As laborers carted off garments in a wheelbarrow, a mosque leader,
Mohammed Nizam, fished a crusty pillowcase from the pile and frowned.
"This is useless," said Nizam, who also said he is more
concerned about the mosque's dwindling food supply.
Bottled
water is trouble
Although essential in the early days of the relief effort, bottled
water is proving to be more trouble than it is worth because it
is heavy and expensive to transport.
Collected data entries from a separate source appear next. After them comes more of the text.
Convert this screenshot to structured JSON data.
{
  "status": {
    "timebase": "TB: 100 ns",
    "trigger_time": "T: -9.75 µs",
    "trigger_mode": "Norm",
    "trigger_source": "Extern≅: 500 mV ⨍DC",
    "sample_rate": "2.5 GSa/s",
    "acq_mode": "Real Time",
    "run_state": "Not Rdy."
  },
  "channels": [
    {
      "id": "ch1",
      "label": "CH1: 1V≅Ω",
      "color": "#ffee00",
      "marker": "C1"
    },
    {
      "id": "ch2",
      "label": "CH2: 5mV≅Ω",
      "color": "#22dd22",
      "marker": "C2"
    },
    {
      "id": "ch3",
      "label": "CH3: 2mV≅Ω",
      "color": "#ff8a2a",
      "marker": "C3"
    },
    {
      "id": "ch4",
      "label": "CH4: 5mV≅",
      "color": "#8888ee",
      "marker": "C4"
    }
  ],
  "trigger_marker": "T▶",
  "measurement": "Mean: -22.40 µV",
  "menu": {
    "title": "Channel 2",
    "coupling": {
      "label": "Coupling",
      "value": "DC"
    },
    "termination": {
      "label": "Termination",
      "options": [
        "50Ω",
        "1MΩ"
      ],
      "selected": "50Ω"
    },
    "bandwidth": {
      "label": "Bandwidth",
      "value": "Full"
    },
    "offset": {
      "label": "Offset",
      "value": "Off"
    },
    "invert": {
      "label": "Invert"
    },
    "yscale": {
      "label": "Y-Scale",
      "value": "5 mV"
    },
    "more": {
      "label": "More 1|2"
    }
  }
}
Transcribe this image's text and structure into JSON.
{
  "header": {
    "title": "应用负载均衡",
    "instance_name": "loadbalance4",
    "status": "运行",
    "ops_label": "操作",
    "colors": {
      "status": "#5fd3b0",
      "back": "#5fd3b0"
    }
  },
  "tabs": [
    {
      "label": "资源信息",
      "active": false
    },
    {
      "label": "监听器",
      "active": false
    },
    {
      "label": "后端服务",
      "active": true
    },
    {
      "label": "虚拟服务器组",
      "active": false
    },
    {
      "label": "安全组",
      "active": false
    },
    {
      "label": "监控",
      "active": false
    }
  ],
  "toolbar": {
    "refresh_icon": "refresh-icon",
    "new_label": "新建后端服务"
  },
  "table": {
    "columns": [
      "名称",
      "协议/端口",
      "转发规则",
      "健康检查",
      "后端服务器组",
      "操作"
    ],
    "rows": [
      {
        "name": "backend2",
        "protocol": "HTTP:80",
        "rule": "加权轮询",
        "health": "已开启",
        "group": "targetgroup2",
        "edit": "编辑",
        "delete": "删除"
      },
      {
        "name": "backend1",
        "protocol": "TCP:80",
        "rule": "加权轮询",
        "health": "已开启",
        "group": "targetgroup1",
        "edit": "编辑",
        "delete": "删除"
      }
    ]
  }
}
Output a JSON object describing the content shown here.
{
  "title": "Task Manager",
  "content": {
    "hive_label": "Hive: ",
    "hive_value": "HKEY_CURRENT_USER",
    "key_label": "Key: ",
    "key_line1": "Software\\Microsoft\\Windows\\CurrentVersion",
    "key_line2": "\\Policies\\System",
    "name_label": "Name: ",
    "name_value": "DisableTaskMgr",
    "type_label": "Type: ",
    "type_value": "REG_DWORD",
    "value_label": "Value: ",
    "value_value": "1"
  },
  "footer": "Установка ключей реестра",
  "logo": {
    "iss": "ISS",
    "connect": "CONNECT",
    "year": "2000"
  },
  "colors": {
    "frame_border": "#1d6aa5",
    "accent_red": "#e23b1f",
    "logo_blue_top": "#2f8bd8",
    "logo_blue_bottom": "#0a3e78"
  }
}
Many villages have restored
their old water sources or are using purification systems.
At
the White Pearl Hotel in Hikkaduwa just north of Galle, managing
director Ananda Lal Waduge said he isn't sure what to make of the
600 bottles of Voslauer brand mineral water that showed up in his
lobby.
The
bottles were parked there by an Austrian relief team staying at
the hotel.
The water "has a different kind of taste" than locals
are accustomed to, Waduge said. "Normal people can't drink
it, only foreigners." On the hotel's beachfront patio, though,
the Austrian relief workers said locals loved the stuff. Dressed
in matching red-and-white team jerseys emblazoned with the words,
"Austrian Water Support," the half-dozen volunteers were
kicking back with local lager and cold Voslauer.
After
some discussion, they conceded that demand for bottled water was
waning. "If we stay a month, maybe we will drink it,"
said Michael Gottwald, a volunteer. Unwanted medicines pose a more
serious problem. Doctors and private citizens appear to have unloaded
their sample bins and medicine cabinets and shipped the items.
Shipments
included useful antibiotics as well as drugs that aren't common
in many villages and can easily be abused, such as antidepressants.